Un dépôt de garantie d’un montant de 970 € a été versé.
Le 15 juillet 2016, Mme [Z] [W] a restitué les clés du logement et a quitté les lieux.
Par courrier en date du 15 août 2016, M. [P] [L] n’a restitué qu’une partie du montant du dépôt de garantie, soit la somme de 571,42 €, au motif d’une dette restant à la charge de la locataire auprès de la société Engie.
Par courrier du 25 novembre 2017, M. [P] [L] faisait parvenir à Mme [Z] [W] le solde du dépôt de garantie, soit la somme de 398,58 €, la facture d’énergie ayant été réglée.
Par acte de commissaire de justice en date du 26 avril 2018, Mme [Z] [W] a fait assigner M. [P] [L] et Mme [D] [V] épouse [L] par-devant le tribunal d’instance de Montpellier afin, notamment, d’obtenir la somme de 776 € à titre de pénalités de retard dans la restitution du dépôt de garantie.
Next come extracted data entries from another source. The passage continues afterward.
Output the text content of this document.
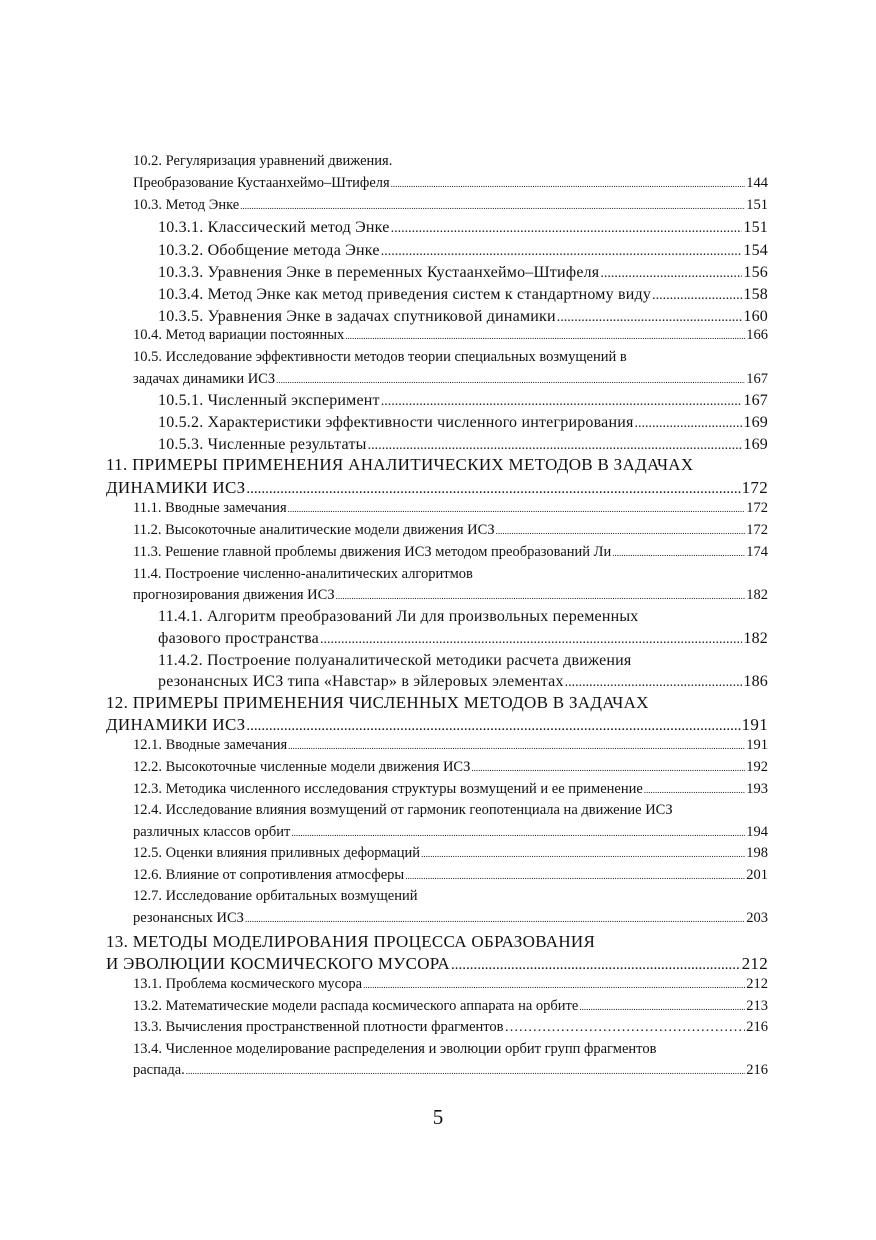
10.2. Регуляризация уравнений движения.
Преобразование Кустаанхеймо–Штифеля .....	144
10.3. Метод Энке .....	151
10.3.1. Классический метод Энке .....	151
10.3.2. Обобщение метода Энке .....	154
10.3.3. Уравнения Энке в переменных Кустаанхеймо–Штифеля .....	156
10.3.4. Метод Энке как метод приведения систем к стандартному виду .....	158
10.3.5. Уравнения Энке в задачах спутниковой динамики .....	160
10.4. Метод вариации постоянных .....	166
10.5. Исследование эффективности методов теории специальных возмущений в
задачах динамики ИСЗ .....	167
10.5.1. Численный эксперимент .....	167
10.5.2. Характеристики эффективности численного интегрирования .....	169
10.5.3. Численные результаты .....	169
11. ПРИМЕРЫ ПРИМЕНЕНИЯ АНАЛИТИЧЕСКИХ МЕТОДОВ В ЗАДАЧАХ
ДИНАМИКИ ИСЗ .....	172
11.1. Вводные замечания .....	172
11.2. Высокоточные аналитические модели движения ИСЗ .....	172
11.3. Решение главной проблемы движения ИСЗ методом преобразований Ли .....	174
11.4. Построение численно-аналитических алгоритмов
прогнозирования движения ИСЗ .....	182
11.4.1. Алгоритм преобразований Ли для произвольных переменных
фазового пространства .....	182
11.4.2. Построение полуаналитической методики расчета движения
резонансных ИСЗ типа «Навстар» в эйлеровых элементах .....	186
12. ПРИМЕРЫ ПРИМЕНЕНИЯ ЧИСЛЕННЫХ МЕТОДОВ В ЗАДАЧАХ
ДИНАМИКИ ИСЗ .....	191
12.1. Вводные замечания .....	191
12.2. Высокоточные численные модели движения ИСЗ .....	192
12.3. Методика численного исследования структуры возмущений и ее применение .....	193
12.4. Исследование влияния возмущений от гармоник геопотенциала на движение ИСЗ
различных классов орбит .....	194
12.5. Оценки влияния приливных деформаций .....	198
12.6. Влияние от сопротивления атмосферы .....	201
12.7. Исследование орбитальных возмущений
резонансных ИСЗ .....	203
13. МЕТОДЫ МОДЕЛИРОВАНИЯ ПРОЦЕССА ОБРАЗОВАНИЯ
И ЭВОЛЮЦИИ КОСМИЧЕСКОГО МУСОРА .....	212
13.1. Проблема космического мусора .....	212
13.2. Математические модели распада космического аппарата на орбите .....	213
13.3. Вычисления пространственной плотности фрагментов …………………………………………………………………………………………………………	216
13.4. Численное моделирование распределения и эволюции орбит групп фрагментов
распада. .....	216
5
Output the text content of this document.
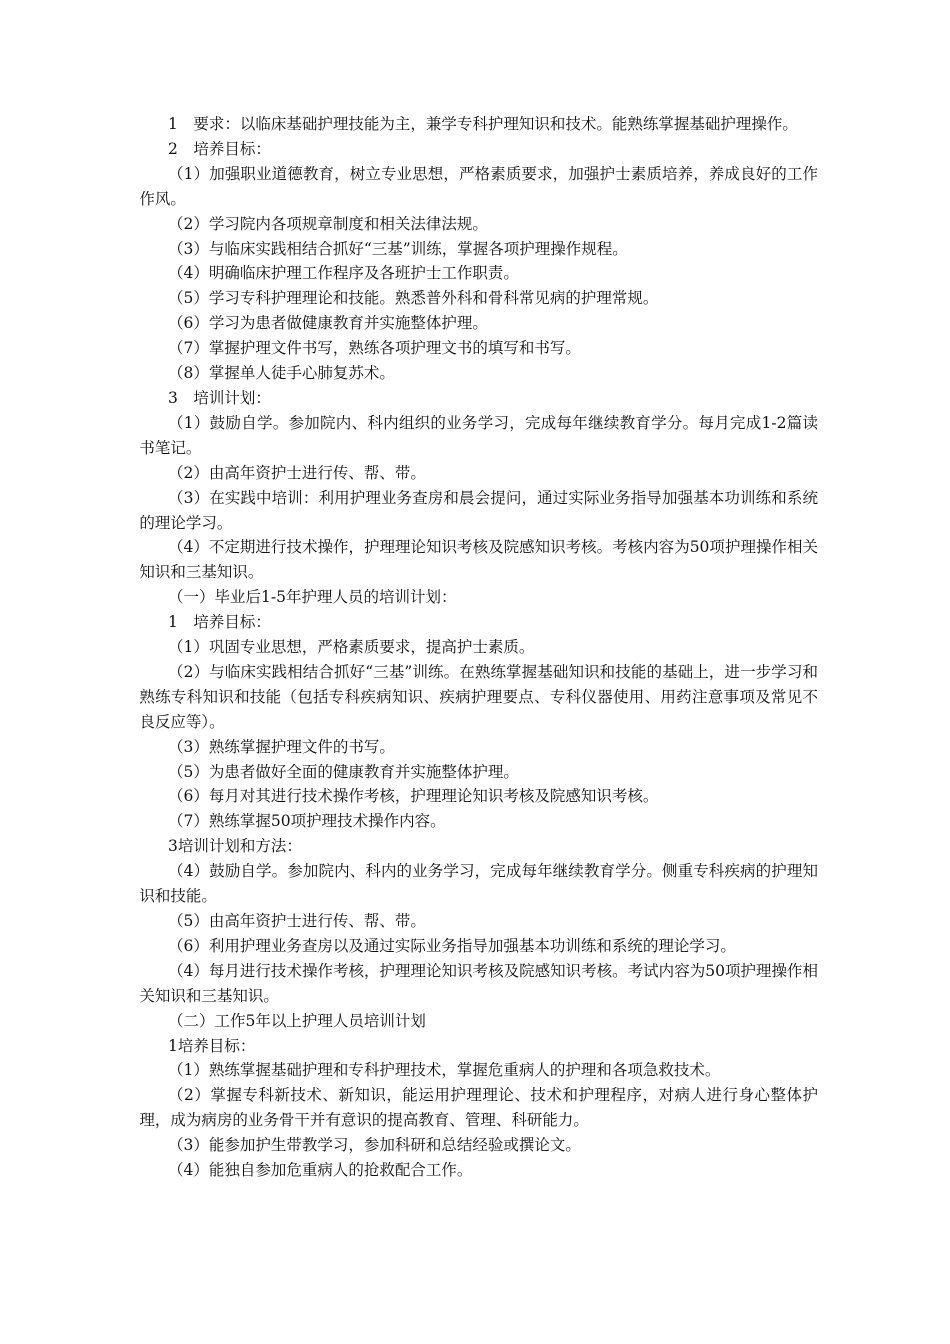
1　要求：以临床基础护理技能为主，兼学专科护理知识和技术。能熟练掌握基础护理操作。

2　培养目标：

（1）加强职业道德教育，树立专业思想，严格素质要求，加强护士素质培养，养成良好的工作作风。

（2）学习院内各项规章制度和相关法律法规。

（3）与临床实践相结合抓好“三基”训练，掌握各项护理操作规程。

（4）明确临床护理工作程序及各班护士工作职责。

（5）学习专科护理理论和技能。熟悉普外科和骨科常见病的护理常规。

（6）学习为患者做健康教育并实施整体护理。

（7）掌握护理文件书写，熟练各项护理文书的填写和书写。

（8）掌握单人徒手心肺复苏术。

3　培训计划：

（1）鼓励自学。参加院内、科内组织的业务学习，完成每年继续教育学分。每月完成1-2篇读书笔记。

（2）由高年资护士进行传、帮、带。

（3）在实践中培训：利用护理业务查房和晨会提问，通过实际业务指导加强基本功训练和系统的理论学习。

（4）不定期进行技术操作，护理理论知识考核及院感知识考核。考核内容为50项护理操作相关知识和三基知识。

（一）毕业后1-5年护理人员的培训计划：

1　培养目标：

（1）巩固专业思想，严格素质要求，提高护士素质。

（2）与临床实践相结合抓好“三基”训练。在熟练掌握基础知识和技能的基础上，进一步学习和熟练专科知识和技能（包括专科疾病知识、疾病护理要点、专科仪器使用、用药注意事项及常见不良反应等）。

（3）熟练掌握护理文件的书写。

（5）为患者做好全面的健康教育并实施整体护理。

（6）每月对其进行技术操作考核，护理理论知识考核及院感知识考核。

（7）熟练掌握50项护理技术操作内容。

3培训计划和方法：

（4）鼓励自学。参加院内、科内的业务学习，完成每年继续教育学分。侧重专科疾病的护理知识和技能。

（5）由高年资护士进行传、帮、带。

（6）利用护理业务查房以及通过实际业务指导加强基本功训练和系统的理论学习。

（4）每月进行技术操作考核，护理理论知识考核及院感知识考核。考试内容为50项护理操作相关知识和三基知识。

（二）工作5年以上护理人员培训计划

1培养目标：

（1）熟练掌握基础护理和专科护理技术，掌握危重病人的护理和各项急救技术。

（2）掌握专科新技术、新知识，能运用护理理论、技术和护理程序，对病人进行身心整体护理，成为病房的业务骨干并有意识的提高教育、管理、科研能力。

（3）能参加护生带教学习，参加科研和总结经验或撰论文。

（4）能独自参加危重病人的抢救配合工作。
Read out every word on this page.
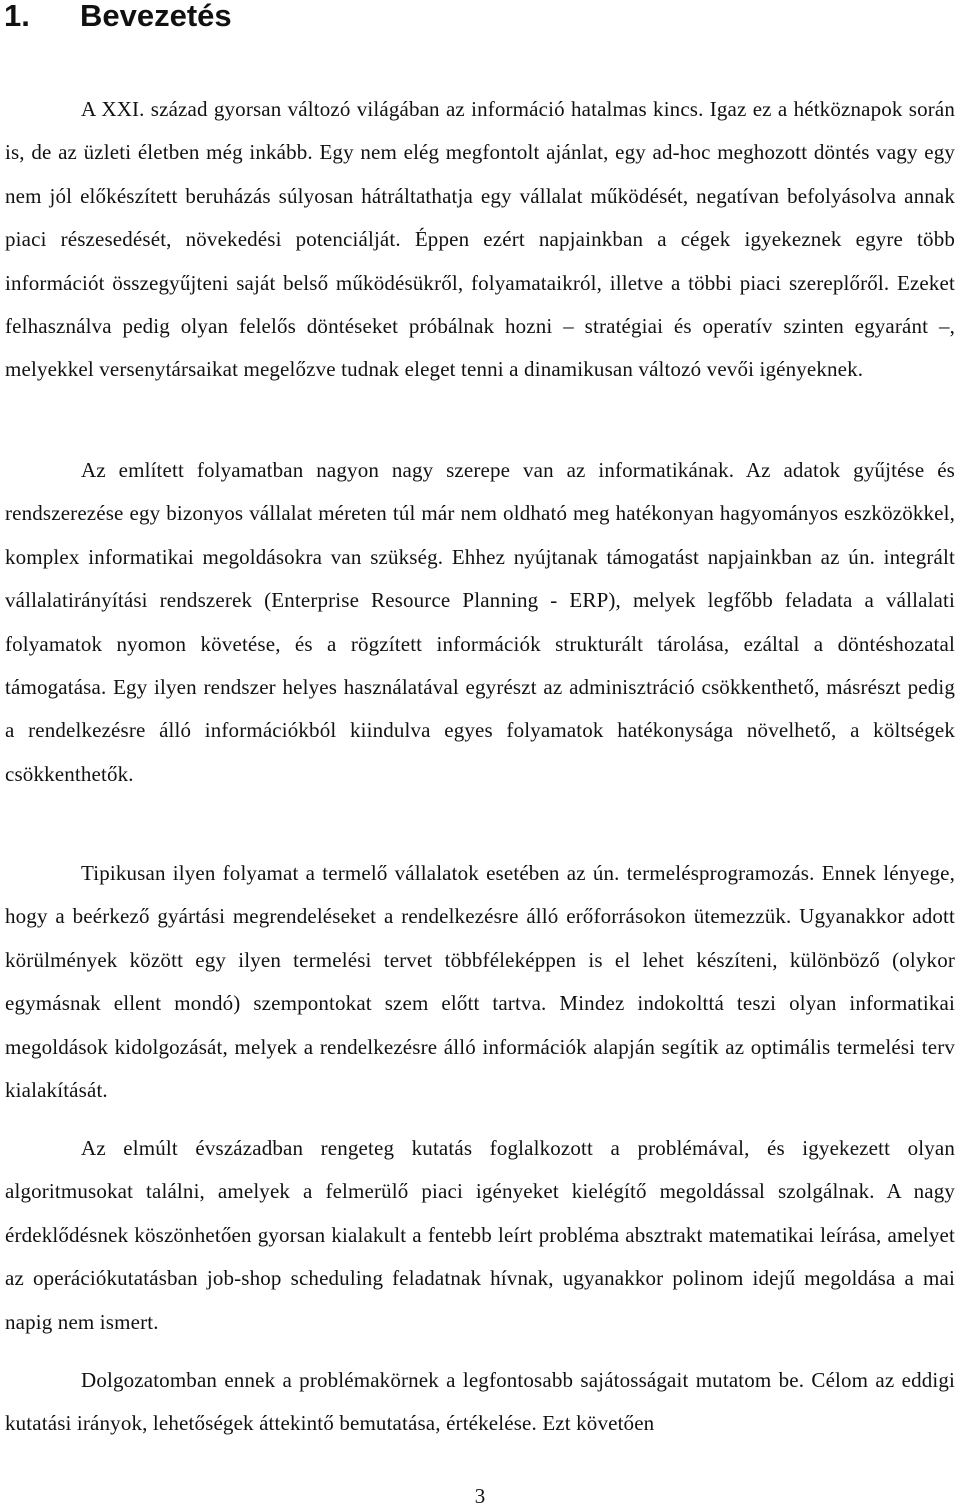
1. Bevezetés

A XXI. század gyorsan változó világában az információ hatalmas kincs. Igaz ez a hétköznapok során is, de az üzleti életben még inkább. Egy nem elég megfontolt ajánlat, egy ad-hoc meghozott döntés vagy egy nem jól előkészített beruházás súlyosan hátráltathatja egy vállalat működését, negatívan befolyásolva annak piaci részesedését, növekedési potenciálját. Éppen ezért napjainkban a cégek igyekeznek egyre több információt összegyűjteni saját belső működésükről, folyamataikról, illetve a többi piaci szereplőről. Ezeket felhasználva pedig olyan felelős döntéseket próbálnak hozni – stratégiai és operatív szinten egyaránt –, melyekkel versenytársaikat megelőzve tudnak eleget tenni a dinamikusan változó vevői igényeknek.

Az említett folyamatban nagyon nagy szerepe van az informatikának. Az adatok gyűjtése és rendszerezése egy bizonyos vállalat méreten túl már nem oldható meg hatékonyan hagyományos eszközökkel, komplex informatikai megoldásokra van szükség. Ehhez nyújtanak támogatást napjainkban az ún. integrált vállalatirányítási rendszerek (Enterprise Resource Planning - ERP), melyek legfőbb feladata a vállalati folyamatok nyomon követése, és a rögzített információk strukturált tárolása, ezáltal a döntéshozatal támogatása. Egy ilyen rendszer helyes használatával egyrészt az adminisztráció csökkenthető, másrészt pedig a rendelkezésre álló információkból kiindulva egyes folyamatok hatékonysága növelhető, a költségek csökkenthetők.

Tipikusan ilyen folyamat a termelő vállalatok esetében az ún. termelésprogramozás. Ennek lényege, hogy a beérkező gyártási megrendeléseket a rendelkezésre álló erőforrásokon ütemezzük. Ugyanakkor adott körülmények között egy ilyen termelési tervet többféleképpen is el lehet készíteni, különböző (olykor egymásnak ellent mondó) szempontokat szem előtt tartva. Mindez indokolttá teszi olyan informatikai megoldások kidolgozását, melyek a rendelkezésre álló információk alapján segítik az optimális termelési terv kialakítását.

Az elmúlt évszázadban rengeteg kutatás foglalkozott a problémával, és igyekezett olyan algoritmusokat találni, amelyek a felmerülő piaci igényeket kielégítő megoldással szolgálnak. A nagy érdeklődésnek köszönhetően gyorsan kialakult a fentebb leírt probléma absztrakt matematikai leírása, amelyet az operációkutatásban job-shop scheduling feladatnak hívnak, ugyanakkor polinom idejű megoldása a mai napig nem ismert.

Dolgozatomban ennek a problémakörnek a legfontosabb sajátosságait mutatom be. Célom az eddigi kutatási irányok, lehetőségek áttekintő bemutatása, értékelése. Ezt követően

3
Par jugement contradictoire du 27 juin 2019, le tribunal d’instance de Montpellier a :
— débouté Mme [Z] [W] de l’ensemble de ses demandes,
— débouté M. [P] [L] et Mme [D] [V] épouse [L] de leur demande en condamnation de la requérante en paiement de la somme de 2 175,50 € au titre des réparations locatives,
— débouté M. [P] [L] et Mme [D] [V] épouse [L] de leur demande en condamnation de la requérante en paiement de dommages et intérêts pour procédure abusive,
— condamné Mme [Z] [W] à payer à M. [P] [L] et Mme [D] [V] épouse [L] la somme de 500 € en application des dispositions de l’article 700 du code de procédure civile,
— condamné Mme [Z] [W] au paiement des dépens de l’instance.
Par déclaration en date du 7 octobre 2019, Mme [Z] [W] a interjeté appel dudit jugement.
Par arrêt contradictoire du 29 mars 2022, la cour d’appel de Montpellier a :
— confirmé le jugement rendu le 27 juin 2019 par le tribunal d’instance de Montpellier ;
— condamné Mme [Z] [W] à payer à M. [P] [L] et Mme [D] [V] épouse [L] la somme de 1 000 € sur le fondement de l’article 700 du code de procédure civile pour les frais exposés en appel ;
— condamné Mme [Z] [W] aux dépens de l’appel.
Mme [W] a formé un pourvoi devant la Cour de cassation.
Par arrêt en date du 13 juin 2024, la troisième chambre civile de la Cour de cassation a :
— cassé et annulé, mais seulement en ce qu’il rejette la demande de Mme [Z] [W] en paiement des pénalités pour restitution tardive du dépôt de garantie et en ce qu’il statue sur les dépens et l’application de l’article 700 du code de procédure civile, l’arrêt rendu le 29 mars 2022, entre les parties, par la cour d’appel de Montpellier ;
— remis, sur ces points, l’affaire et les parties dans l’état où elles se trouvaient avant cet arrêt et les renvoie devant la cour d’appel de Nîmes ;
— condamné M. [P] [L] et Mme [D] [V] épouse [L] aux dépens ;
— en application de l’article 700 du code de procédure civile, rejeté la demande ;
— dit que sur les diligences du procureur général près la Cour de cassation, le présent arrêt sera transmis pour être transcrit en marge où à la suite de l’arrêt partiellement cassé.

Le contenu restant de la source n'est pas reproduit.